Italy | Soups & Stews | Peas | Rice | Spring
Risi e Bisi
(Italian stewed rice & peas)
Yield: 3-4 servings
| INGREDIENTS | PREP | AMOUNT |
|---|---|---|
| Pancetta or salt pork | chopped finely | 2 Tbsp |
| Onion | minced | 1/2 each |
| Peas, fresh | 2 cups | |
| Rice, Arborio or carnaroli | 1 1/2 cups | |
| Stock or water | simmering | 4 cups |
| Parmesan | grated | 1/2 cup |
| Parsley, fresh | minced | 1 Tbsp |
| Salt & pepper | to taste |
METHOD
Basic Steps: Sauté → Simmer → Garnish
- In a large saucepan, sauté pancetta or salt pork over medium heat until it gives off most of its fat.
- Add onions and sauté, stirring, till translucent. Add peas and rice and a big pinch of salt. Stir for about 1-2 minutes to heat through.
- Pour in about 3 cups of the simmering stock. Stir in well and bring to a simmer. Turn heat to low and let simmer about 15 minutes, stirring occasionally.
- Pour in the rest of the stock. Let simmer 5 more minutes.
- Remove from heat and stir in Parmesan, parsley and salt and pepper to taste.
VARIATIONS
- Substitute 2T of olive oil for the pancetta if you like.

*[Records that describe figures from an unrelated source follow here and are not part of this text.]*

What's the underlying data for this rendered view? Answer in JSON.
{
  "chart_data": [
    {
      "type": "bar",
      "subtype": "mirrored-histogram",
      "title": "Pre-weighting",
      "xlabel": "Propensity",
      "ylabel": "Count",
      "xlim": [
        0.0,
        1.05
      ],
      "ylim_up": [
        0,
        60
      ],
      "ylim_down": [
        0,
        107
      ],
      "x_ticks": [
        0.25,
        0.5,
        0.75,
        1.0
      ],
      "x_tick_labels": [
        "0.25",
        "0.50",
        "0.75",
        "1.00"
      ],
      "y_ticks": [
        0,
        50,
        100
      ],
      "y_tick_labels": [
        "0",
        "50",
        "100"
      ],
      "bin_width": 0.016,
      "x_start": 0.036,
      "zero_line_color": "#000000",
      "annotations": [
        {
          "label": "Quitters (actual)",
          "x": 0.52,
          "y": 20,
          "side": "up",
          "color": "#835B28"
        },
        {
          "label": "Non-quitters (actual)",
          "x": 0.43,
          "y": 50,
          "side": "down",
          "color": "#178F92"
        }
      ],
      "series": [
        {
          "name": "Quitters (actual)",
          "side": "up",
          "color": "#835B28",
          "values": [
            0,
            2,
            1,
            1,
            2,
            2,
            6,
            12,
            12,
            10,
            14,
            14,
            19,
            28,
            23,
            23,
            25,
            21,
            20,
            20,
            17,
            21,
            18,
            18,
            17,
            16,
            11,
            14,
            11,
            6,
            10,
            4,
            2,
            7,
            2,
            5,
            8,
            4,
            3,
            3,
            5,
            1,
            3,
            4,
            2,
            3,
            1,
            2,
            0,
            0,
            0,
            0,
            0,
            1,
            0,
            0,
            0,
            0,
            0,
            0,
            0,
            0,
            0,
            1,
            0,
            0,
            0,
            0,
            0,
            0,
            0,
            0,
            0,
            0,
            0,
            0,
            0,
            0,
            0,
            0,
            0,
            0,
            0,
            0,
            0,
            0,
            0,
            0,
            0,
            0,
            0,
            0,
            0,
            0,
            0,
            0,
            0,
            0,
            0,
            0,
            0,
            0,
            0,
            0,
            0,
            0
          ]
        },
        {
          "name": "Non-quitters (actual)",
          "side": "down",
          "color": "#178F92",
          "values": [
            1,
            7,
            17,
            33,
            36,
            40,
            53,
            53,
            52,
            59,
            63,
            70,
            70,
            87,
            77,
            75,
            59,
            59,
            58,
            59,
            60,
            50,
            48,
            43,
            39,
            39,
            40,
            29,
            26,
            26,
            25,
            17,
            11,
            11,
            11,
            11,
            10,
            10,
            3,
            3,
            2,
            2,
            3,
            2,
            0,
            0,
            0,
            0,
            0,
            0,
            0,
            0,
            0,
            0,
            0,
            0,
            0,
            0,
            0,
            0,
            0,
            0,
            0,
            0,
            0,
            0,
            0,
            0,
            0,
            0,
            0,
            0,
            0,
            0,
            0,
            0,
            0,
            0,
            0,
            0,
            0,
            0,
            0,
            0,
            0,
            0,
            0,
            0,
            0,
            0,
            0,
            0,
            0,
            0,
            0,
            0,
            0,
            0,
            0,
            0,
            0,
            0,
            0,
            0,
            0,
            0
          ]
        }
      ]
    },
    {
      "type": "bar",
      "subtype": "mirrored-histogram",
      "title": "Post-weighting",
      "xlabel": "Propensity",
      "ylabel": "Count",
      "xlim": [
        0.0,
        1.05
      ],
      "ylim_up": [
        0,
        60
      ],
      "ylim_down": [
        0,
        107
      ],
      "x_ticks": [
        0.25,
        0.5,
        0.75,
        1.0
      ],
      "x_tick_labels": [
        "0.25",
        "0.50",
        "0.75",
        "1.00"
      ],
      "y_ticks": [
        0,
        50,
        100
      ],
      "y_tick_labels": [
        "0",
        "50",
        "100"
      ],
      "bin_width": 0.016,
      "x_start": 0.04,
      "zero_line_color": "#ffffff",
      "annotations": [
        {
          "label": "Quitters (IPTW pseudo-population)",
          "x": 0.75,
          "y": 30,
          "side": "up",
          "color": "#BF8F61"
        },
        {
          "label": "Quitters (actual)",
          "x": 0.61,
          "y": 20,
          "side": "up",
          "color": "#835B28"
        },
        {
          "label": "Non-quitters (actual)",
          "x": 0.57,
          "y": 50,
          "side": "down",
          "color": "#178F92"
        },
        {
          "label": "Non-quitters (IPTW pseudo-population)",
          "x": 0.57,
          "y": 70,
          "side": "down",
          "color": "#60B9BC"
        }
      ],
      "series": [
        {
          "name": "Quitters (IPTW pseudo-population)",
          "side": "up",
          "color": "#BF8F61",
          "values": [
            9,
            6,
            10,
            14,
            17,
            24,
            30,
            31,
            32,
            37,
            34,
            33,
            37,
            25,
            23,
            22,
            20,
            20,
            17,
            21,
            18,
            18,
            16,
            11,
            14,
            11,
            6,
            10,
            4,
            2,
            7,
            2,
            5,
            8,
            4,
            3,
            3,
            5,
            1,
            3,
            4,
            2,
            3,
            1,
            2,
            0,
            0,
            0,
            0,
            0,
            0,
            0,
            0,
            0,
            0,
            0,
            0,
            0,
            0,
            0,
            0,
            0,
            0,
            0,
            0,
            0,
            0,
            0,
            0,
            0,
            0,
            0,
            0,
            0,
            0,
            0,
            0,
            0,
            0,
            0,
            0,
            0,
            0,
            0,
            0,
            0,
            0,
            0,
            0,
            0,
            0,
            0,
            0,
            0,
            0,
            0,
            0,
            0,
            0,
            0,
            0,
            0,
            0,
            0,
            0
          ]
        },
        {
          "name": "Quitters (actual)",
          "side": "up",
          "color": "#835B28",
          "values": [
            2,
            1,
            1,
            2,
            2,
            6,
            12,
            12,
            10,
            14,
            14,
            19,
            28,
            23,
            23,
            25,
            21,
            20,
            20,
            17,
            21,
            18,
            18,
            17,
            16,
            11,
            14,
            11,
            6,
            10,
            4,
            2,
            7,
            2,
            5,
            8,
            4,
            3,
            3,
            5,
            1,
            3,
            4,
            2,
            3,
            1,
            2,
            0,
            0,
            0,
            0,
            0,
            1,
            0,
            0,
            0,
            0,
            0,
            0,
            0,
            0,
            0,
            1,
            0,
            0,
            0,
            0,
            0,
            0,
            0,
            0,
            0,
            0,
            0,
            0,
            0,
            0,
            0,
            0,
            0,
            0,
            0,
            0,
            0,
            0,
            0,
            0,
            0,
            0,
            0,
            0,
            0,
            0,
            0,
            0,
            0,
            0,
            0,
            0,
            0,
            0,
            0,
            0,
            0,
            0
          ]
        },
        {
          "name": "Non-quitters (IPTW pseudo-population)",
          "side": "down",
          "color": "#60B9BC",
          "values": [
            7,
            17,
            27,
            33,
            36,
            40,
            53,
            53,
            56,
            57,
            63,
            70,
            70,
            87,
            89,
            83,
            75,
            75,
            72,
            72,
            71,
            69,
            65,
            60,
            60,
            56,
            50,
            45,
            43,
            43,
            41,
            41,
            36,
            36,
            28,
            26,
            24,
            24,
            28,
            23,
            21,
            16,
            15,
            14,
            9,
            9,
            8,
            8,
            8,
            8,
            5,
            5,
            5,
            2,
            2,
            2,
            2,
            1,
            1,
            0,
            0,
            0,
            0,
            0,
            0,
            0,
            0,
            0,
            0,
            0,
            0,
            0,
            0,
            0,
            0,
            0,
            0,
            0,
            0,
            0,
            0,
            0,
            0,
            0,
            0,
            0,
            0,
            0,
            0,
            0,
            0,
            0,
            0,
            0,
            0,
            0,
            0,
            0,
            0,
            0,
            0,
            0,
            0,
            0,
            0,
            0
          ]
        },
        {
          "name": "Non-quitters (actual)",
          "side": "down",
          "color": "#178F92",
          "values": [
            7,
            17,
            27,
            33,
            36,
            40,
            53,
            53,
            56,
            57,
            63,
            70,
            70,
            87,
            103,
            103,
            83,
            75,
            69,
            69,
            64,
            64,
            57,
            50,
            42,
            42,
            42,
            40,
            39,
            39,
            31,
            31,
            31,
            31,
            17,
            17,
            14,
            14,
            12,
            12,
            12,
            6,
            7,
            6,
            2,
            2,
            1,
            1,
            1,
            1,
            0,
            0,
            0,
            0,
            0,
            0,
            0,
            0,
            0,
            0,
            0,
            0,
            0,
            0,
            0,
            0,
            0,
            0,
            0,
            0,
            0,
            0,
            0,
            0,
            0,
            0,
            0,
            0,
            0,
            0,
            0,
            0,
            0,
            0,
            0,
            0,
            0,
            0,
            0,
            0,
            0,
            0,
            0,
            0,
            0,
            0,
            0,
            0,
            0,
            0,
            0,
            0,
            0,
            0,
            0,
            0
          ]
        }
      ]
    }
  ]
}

- Do not substitute regular long-grain rice in this dish. It will not develop the same creamy consistency. You can try it with another medium or short-grain rice though.
NOTES
- Risi e bisi is favorite springtime dish in the Veneto region of northern Italy. It is a thick soup, not a risotto, so you should add enough stock to keep its consistency somewhat loose. And try to use fresh peas if you can. They make a much more flavorful dish and impart a brighter green.